The value of projects

Are projects valuable for students in a high-school math class? I suppose the answer must inevitably be, “Sometimes they are, sometimes they aren’t.”

OK, so we need to shift the terms of the question. We should ask, What kinds of projects are valuable? Which students are they valuable for? And how does their value compare to other learning experiences such as lectures, discussions, computer activities, homework, and tests (yes, tests)?

I have a healthy skepticism about projects. (At least I think it’s healthy.) Too often a student spends lots of time on flashy posters and flashy PowerPoint presentations to the exclusion of mathematical content. Too often the student merely cites and rearranges the work of others, usually from websites. (Actually, the work is often not even cited and not even rearranged.) Too often 90% of the work in a group project is done by a single student.

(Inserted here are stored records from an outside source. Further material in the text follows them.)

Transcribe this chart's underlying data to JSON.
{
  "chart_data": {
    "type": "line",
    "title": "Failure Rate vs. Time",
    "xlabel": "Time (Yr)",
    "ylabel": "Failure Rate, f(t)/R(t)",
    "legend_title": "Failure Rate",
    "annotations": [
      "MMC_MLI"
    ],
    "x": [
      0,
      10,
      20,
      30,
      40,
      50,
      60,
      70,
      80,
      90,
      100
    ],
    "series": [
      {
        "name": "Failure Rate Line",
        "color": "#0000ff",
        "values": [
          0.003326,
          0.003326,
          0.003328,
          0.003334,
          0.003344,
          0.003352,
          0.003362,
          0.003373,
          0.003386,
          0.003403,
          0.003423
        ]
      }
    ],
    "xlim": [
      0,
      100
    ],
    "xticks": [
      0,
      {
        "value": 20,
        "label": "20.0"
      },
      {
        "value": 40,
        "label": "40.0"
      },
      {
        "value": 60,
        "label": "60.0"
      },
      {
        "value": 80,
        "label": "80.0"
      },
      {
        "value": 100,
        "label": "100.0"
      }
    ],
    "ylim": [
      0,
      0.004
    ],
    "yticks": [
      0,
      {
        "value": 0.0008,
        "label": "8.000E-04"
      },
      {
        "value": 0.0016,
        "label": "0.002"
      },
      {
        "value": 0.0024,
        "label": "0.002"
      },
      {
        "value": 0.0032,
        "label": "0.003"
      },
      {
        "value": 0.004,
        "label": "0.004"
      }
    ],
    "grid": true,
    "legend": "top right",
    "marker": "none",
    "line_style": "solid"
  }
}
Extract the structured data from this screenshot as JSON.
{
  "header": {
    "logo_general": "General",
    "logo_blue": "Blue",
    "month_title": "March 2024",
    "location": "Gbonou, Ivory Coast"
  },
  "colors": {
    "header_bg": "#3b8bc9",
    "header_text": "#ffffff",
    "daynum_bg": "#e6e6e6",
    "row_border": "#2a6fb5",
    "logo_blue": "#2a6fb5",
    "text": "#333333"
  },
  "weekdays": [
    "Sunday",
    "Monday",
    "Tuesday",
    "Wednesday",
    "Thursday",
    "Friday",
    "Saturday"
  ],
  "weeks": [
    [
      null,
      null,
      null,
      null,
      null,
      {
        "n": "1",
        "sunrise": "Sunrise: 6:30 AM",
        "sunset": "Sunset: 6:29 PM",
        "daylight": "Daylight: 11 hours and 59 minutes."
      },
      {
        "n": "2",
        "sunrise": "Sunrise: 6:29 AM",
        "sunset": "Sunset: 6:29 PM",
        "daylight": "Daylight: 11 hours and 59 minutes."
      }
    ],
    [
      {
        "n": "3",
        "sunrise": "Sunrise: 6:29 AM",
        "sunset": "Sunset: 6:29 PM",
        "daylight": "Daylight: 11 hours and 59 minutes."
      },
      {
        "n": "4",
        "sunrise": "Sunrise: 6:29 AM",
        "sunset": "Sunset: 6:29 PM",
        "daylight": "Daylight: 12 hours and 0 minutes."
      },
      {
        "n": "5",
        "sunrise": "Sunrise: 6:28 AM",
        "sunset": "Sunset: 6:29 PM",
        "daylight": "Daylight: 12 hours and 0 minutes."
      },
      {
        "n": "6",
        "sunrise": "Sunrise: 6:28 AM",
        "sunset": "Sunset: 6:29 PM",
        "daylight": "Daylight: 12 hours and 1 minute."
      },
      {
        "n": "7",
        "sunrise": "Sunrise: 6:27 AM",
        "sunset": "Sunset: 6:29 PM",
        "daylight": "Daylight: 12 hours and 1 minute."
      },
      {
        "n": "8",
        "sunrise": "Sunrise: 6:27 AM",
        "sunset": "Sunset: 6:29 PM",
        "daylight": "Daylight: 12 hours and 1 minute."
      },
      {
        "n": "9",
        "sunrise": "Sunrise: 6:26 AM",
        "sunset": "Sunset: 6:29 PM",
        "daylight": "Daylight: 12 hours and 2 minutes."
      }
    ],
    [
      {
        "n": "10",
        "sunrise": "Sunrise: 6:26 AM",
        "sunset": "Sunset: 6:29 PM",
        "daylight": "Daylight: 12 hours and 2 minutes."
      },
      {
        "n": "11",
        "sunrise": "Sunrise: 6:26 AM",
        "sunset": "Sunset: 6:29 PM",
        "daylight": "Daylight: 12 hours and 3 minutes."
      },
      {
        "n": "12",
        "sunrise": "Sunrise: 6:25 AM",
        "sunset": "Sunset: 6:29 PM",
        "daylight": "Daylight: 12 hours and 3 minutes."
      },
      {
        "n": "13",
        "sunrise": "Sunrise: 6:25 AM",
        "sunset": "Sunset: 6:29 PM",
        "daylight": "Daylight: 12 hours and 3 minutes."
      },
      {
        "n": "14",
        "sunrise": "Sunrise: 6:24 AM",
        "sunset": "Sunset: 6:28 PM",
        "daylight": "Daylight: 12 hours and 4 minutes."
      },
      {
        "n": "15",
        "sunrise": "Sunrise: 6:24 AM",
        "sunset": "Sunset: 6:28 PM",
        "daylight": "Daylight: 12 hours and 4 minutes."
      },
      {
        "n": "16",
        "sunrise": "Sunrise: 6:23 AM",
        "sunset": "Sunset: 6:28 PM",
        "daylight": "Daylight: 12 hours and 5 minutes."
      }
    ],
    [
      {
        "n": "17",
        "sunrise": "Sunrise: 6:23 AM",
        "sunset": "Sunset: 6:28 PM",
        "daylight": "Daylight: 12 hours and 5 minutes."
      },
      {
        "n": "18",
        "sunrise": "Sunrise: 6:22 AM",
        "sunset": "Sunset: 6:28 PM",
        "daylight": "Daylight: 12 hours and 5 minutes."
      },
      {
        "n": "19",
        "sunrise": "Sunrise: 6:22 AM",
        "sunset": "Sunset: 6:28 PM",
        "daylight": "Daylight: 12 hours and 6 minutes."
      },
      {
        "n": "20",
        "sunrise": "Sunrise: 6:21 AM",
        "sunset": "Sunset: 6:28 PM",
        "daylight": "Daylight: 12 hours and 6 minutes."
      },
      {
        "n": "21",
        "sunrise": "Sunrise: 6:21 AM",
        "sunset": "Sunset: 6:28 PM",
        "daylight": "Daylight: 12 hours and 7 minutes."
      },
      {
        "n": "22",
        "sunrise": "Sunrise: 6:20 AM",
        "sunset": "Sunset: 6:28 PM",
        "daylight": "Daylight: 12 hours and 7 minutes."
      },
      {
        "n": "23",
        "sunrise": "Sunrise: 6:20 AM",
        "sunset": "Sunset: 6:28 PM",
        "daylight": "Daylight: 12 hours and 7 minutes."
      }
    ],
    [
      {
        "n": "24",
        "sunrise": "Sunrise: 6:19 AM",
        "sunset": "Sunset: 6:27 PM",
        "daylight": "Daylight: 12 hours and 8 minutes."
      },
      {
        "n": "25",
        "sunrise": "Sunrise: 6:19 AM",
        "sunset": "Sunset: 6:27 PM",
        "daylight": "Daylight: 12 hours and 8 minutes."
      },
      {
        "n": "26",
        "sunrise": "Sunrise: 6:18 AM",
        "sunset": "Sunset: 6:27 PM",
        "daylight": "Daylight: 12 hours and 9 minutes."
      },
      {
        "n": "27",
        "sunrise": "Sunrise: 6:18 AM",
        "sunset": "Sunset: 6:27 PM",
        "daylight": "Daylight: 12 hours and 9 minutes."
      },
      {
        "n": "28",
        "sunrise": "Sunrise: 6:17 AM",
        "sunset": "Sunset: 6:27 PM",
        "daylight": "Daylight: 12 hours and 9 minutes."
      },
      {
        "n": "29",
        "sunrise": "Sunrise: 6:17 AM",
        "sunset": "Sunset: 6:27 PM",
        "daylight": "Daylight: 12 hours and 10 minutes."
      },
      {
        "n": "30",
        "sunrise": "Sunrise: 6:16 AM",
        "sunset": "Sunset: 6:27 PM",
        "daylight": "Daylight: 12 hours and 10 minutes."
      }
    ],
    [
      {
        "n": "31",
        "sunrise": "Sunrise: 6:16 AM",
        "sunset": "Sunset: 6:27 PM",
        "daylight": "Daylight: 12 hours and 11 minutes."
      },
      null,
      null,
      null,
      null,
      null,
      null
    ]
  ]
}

And too often a significant chunk of the work isn’t even done by a student at all, but rather by a tutor or perhaps a parent.

And yet...and yet...there are all those times when a student has gained important or even essential knowledge from the process of creating a project. This knowledge might range from new mathematical content to the research process itself to the skills involved in working collaboratively in a group. If there’s a presentation component, everyone can benefit from the experience of standing up in front of a class and trying to explain a mathematical concept. And surely some students benefit from the change of pace and from the different modalities involve in creating and presenting a project — as opposed to homework, tests, etc.

There was one project I still remember back from when I was an 11th-grader. It was an investigation of 4- (and higher) dimensional vectors. I’m hesitant to draw any conclusions from this one example, especially since I don’t want to commit the fallacy of assuming that my students are like me. Not many are, I’m sure.

Perhaps it’s possible to ensure that a large majority of students will experience the potential benefits of project work while minimizing the negatives. Here are a few suggestions:
  1. The project should involve researching and learning some mathematical content that is genuinely new to the student.

  2. A presentation to the class should be required.

  3. After the presentation, all members of the group should be quizzed, both orally and in writing, about the content of the project.

  4. A significant amount of the work should be done in school, in order to minimize contributions by tutors and parents.

  5. The rubric should clearly emphasize content first, clarity of presentation second, and appearance a distant third.